Onto some less deep stuff, NICE. Oh boy, the joys of understanding make-up. No matter who you are, you have to make that painful transition from 2True/Miss Sporty to the likes of Hourglass or MAC. Look at Kendall and Kylie; even they had to. You can’t expect to look nice all through puberty, duh. Even for those of us who don’t particularly like wearing make-up often, you see girls with seemingly ‘perfect’ skin everywhere and you just CAN’T fight that urge to conceal that spot on your forehead. For those of you who don’t have perfect skin (which I think is basically everyone ever) and choose not to succumb to the pressure to ‘cover up the blemishes’ – I ADMIRE YOU, and at least you didn’t have to go through the ‘two-shades-too-dark-Dream-Matte-Mousse’ stage.

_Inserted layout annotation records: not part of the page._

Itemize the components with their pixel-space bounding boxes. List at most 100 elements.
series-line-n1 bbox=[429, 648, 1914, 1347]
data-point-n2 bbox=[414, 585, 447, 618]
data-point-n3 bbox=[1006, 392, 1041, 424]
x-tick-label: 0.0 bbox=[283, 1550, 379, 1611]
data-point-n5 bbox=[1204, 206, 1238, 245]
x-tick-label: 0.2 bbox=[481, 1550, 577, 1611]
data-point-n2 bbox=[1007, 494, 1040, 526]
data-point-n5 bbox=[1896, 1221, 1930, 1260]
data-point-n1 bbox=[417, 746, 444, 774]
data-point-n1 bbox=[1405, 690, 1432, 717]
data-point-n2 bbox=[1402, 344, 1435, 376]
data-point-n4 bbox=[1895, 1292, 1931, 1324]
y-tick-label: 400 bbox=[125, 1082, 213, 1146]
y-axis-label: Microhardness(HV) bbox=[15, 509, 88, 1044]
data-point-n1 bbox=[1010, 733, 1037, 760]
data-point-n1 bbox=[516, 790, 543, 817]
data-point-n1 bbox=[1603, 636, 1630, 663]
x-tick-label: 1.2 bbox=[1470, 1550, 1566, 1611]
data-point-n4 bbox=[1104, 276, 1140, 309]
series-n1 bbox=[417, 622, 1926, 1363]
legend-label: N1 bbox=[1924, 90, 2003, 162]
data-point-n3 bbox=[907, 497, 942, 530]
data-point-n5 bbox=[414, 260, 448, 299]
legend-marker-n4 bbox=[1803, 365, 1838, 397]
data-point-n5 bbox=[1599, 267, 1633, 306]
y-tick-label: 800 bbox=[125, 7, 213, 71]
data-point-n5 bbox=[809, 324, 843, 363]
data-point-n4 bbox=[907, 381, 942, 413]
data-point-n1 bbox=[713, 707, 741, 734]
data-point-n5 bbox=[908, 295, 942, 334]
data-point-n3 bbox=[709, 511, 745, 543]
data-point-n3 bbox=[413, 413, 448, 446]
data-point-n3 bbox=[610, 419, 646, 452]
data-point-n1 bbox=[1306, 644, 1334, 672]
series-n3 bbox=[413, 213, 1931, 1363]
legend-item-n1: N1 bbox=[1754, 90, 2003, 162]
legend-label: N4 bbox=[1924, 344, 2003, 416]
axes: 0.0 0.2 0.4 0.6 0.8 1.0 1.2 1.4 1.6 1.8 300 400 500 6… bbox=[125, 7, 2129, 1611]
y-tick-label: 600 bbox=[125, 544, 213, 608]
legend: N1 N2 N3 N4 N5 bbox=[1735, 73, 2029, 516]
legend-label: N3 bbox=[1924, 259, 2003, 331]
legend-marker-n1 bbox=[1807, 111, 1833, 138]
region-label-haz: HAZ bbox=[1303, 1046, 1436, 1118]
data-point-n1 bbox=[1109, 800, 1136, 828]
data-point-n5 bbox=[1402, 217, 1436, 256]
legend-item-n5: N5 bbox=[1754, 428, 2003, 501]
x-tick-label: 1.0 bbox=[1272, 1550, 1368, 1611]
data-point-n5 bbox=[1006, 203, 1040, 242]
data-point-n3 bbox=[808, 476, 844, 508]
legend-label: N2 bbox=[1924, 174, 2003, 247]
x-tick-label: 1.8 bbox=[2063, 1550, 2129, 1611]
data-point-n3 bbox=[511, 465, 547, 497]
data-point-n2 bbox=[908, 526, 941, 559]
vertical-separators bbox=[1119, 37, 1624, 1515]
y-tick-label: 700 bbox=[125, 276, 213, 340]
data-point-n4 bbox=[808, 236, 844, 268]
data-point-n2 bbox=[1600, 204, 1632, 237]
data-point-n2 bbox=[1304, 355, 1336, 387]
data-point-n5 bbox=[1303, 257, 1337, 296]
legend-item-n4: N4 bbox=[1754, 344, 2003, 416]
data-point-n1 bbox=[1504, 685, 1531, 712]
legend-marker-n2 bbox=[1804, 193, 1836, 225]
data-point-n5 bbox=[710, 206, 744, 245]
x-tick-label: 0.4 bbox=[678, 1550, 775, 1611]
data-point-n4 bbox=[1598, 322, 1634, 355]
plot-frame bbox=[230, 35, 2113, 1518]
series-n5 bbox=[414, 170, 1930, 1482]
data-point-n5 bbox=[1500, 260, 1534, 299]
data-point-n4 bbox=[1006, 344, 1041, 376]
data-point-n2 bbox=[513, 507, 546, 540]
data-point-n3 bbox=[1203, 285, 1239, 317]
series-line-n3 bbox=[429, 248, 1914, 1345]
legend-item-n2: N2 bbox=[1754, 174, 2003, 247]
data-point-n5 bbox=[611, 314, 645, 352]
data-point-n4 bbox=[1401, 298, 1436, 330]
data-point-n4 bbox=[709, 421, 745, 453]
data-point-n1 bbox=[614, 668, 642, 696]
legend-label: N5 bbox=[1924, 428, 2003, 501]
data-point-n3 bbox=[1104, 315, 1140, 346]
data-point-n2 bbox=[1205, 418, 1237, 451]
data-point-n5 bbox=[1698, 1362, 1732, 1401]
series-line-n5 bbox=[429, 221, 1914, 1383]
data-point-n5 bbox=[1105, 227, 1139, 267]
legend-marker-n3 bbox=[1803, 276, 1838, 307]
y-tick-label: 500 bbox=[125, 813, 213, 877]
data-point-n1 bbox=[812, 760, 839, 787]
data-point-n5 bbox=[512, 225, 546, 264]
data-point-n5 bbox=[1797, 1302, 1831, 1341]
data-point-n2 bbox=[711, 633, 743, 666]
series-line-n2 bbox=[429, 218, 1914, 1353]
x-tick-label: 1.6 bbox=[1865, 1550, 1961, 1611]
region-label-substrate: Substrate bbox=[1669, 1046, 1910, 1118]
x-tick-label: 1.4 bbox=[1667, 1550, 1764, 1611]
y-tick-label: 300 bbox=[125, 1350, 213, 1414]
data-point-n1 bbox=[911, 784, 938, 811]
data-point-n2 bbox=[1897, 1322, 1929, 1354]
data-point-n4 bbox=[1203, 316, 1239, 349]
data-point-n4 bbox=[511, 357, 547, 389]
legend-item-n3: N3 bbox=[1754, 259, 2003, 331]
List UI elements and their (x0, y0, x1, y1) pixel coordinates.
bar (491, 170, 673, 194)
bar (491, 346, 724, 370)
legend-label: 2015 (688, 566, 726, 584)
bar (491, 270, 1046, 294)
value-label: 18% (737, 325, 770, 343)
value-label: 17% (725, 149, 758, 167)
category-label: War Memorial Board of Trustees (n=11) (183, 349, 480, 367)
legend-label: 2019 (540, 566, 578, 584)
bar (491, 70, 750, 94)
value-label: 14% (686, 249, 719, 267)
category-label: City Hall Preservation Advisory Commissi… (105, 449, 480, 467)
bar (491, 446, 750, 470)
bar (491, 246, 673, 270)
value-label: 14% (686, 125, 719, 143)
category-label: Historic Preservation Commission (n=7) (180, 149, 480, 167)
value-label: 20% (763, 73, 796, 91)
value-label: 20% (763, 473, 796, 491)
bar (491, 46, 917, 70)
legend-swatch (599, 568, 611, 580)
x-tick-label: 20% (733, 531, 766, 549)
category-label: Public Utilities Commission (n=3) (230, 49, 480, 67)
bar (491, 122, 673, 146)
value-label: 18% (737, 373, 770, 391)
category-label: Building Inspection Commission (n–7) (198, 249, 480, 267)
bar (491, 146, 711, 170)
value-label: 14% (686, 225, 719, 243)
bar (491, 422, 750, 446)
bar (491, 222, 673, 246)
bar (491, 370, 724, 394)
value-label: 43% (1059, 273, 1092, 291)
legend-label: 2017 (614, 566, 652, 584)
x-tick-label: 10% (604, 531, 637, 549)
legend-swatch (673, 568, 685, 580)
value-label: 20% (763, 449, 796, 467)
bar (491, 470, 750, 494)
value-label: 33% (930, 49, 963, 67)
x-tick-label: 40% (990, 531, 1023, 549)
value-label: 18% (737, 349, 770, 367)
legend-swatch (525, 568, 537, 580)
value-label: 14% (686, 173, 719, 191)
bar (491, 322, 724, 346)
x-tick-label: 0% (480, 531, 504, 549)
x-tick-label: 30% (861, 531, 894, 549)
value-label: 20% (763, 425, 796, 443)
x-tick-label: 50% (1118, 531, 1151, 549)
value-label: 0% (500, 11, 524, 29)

However, as much as being a girl in 2015 has it’s crappy parts, it is also pretty damn awesome. We’re seeing the rise of plus-sized being, not only accepted, but LOVED by media (take a look at the beautiful Ashley Graham for example), we’re supporting each other through schemes like the Smalls for All in which women donate bras to those in poorer countries… It’s just great – don’t you think? And as much as we complain about social media having a negative impact on our generation, it largely contributes to spreading the revolution of the wonderful things us girls are doing in 2015 that the 1915 ladies would never have dreamed of. Go us. I think we all deserve a slice of celebratory cake.